The FBI and the Justice Department are investigating Countrywide Financial Corp., the home lender that sold a large portion of its risky loans to Fannie Mae and Freddie Mac. Also, Massachusetts Attorney General Martha Coakley has several civil cases pending against mortgage lenders.
In addition, the SEC is investigating firms with large positions in so-called credit default swaps. In testimony before the Senate Banking Committee Tuesday, SEC chairman Christopher Cox called the $58 trillion credit default market "completely lacking in transparency and completely unregulated."
AIG, bailed out last week by the federal government for $85 billion, made bad bets on credit default swaps.
Critics in the financial industry and academia insist the abuses would not have happened if federal and state regulators were doing their jobs.
For instance, banking regulators at federal and state levels failed to monitor lenders that were offering mortgages without following basic industry guidelines on income levels and without requiring appropriate documentation on applications. Those practices led to a high number of risky loans.
Republicans say Democrats encouraged the unbridled growth of Freddie Mac and Fannie Mae and then failed to grasp the precarious positions of the mortgage giants in time to head off a federal takeover this month. Both political parties underestimated the scope of the subprime mortgage crisis, critics say.
Then there were the failings of the SEC at the federal level and self-regulatory bodies like the Financial Industry Regulatory Authority, which supervises brokers. Those entities were supposed to oversee investment banks and brokers, partly to prevent the recent string of catastrophic financial failures that seemed to catch everyone by surprise.
While no one is pointing to any single regulator, the SEC has the broadest responsibilities, including monitoring the financial health and operations of investment firms.
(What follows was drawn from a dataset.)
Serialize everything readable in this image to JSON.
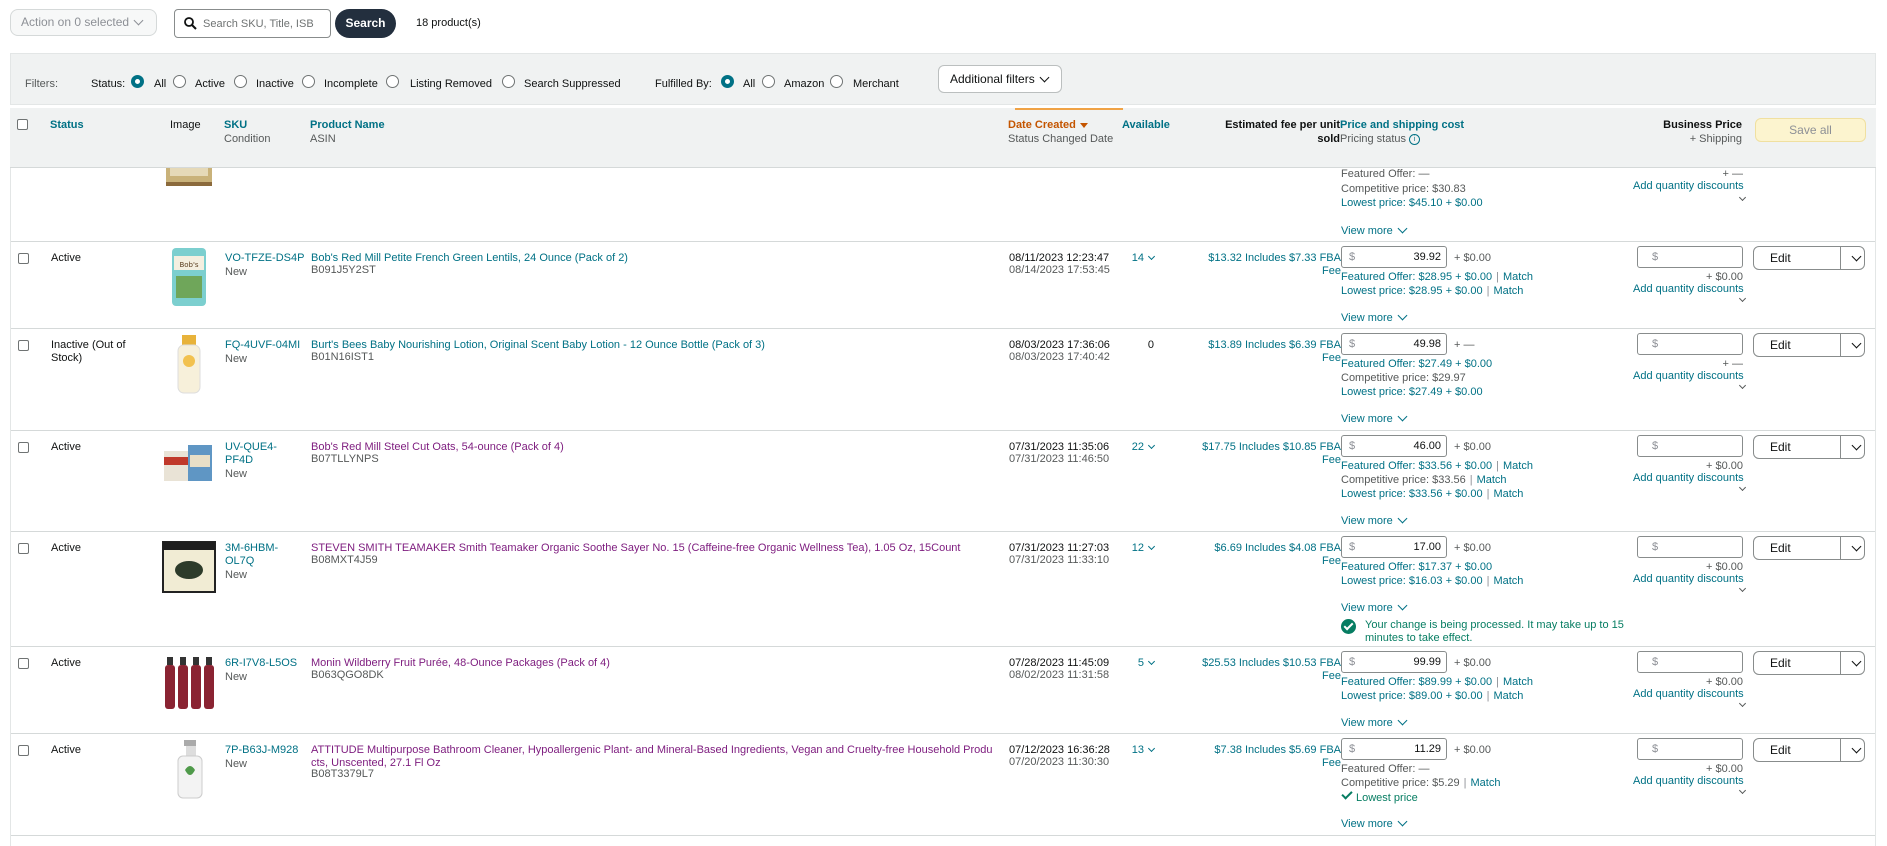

John Heine, an SEC spokesman, said that since 2004 the agency has had the power to examine the books of investment-bank holding companies. But the staff charged with that function is small, according to a former SEC official who spoke on condition that he not be named because of the firestorm over the agency's lack of oversight.
"In retrospect, we were in error to think that we had a system which could regulate and monitor and constrain irresponsible behavior on Wall Street," said Samuel L. Hayes, professor emeritus at Harvard Business School and a specialist in capital markets. Now, he said, "We have to go back to the drawing board and really reconstruct a regulatory framework that takes into account 21st-century realities."